Thoughtstream | Courses

Parsing Techniques for Bioinformatics in Perl

Parsing is the process of detecting and verifying the structure of incoming data and then processing that data so as to make it available within a program in convenient ways.
This full-day tutorial will introduce beginner and intermediate Perl programmers to the wide range of parsing mechanisms available in Perl and explain specific techniques for parsing data in a variety of commonly used formats. Most examples will be based on typical parsing problems encountered in Bioinformatics.
Topics covered include:
simple parsing with regexes

linear parsing with state machines

piece-wise parsing with extractors

structured parsing with grammars

processing comma-separated text

dealing with XML and other tagged formats

dealing with BLAST output and other heterogeneous structured formats

handling queries in synthetic and natural languages

extracting data structures from structured data

processing file inclusions

coping with incomplete, malformed, and ambiguous data

selecting and using appropriate parsing tools from the CPAN

integrating parsing and object oriented programming

data mining (parsing as a data recognition tool)

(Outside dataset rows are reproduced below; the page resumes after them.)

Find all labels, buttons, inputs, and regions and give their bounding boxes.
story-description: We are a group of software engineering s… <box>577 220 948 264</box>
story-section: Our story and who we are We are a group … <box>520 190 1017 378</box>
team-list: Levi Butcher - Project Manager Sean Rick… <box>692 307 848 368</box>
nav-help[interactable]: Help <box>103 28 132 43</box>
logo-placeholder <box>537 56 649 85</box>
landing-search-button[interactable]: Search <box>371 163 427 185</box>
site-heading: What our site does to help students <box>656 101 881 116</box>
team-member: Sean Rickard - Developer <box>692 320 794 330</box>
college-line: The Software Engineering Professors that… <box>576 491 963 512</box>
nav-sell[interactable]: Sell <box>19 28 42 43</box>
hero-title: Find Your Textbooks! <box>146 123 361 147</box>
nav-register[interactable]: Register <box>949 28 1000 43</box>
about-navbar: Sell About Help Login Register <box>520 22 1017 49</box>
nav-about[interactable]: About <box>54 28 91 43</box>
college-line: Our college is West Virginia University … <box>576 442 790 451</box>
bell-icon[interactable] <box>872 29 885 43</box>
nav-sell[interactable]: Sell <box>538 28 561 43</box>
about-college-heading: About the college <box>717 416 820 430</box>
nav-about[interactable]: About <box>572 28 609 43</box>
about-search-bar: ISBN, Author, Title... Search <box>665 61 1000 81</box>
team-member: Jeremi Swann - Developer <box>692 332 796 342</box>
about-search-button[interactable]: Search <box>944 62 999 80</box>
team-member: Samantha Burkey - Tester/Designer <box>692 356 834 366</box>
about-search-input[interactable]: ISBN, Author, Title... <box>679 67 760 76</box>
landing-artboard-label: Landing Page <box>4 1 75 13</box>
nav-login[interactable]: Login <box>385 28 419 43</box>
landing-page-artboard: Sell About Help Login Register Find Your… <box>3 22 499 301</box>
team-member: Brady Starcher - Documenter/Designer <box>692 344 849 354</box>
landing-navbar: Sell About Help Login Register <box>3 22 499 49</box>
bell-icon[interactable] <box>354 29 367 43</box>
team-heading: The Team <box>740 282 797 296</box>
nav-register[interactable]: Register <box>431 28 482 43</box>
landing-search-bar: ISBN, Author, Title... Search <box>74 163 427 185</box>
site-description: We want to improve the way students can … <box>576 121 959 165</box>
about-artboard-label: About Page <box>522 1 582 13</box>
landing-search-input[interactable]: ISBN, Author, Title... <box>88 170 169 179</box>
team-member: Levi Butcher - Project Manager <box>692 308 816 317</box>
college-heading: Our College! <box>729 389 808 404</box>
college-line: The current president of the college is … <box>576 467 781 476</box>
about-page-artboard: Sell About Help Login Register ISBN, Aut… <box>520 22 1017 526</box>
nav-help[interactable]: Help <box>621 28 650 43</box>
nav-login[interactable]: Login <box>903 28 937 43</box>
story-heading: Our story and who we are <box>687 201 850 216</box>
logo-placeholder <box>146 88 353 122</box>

error detection and consistency checking (parsing as a data validation tool) structured I/O (parsing as a data acquisition tool)

recognition and extraction (parsing as a data search tool)

hierarchical data processing (parsing as a data transformation tool)

task specific languages (parsing as a command specification tool)

Course format

1-day or 2-day seminar

Who should attend

Perl programmers in bioinformatics-related fields who are familiar with simple regular expressions and the use of modules. The techniques presented are not restricted to the particular applications mentioned, and will be useful to anyone who needs to process structured bioinformatics data of any kind.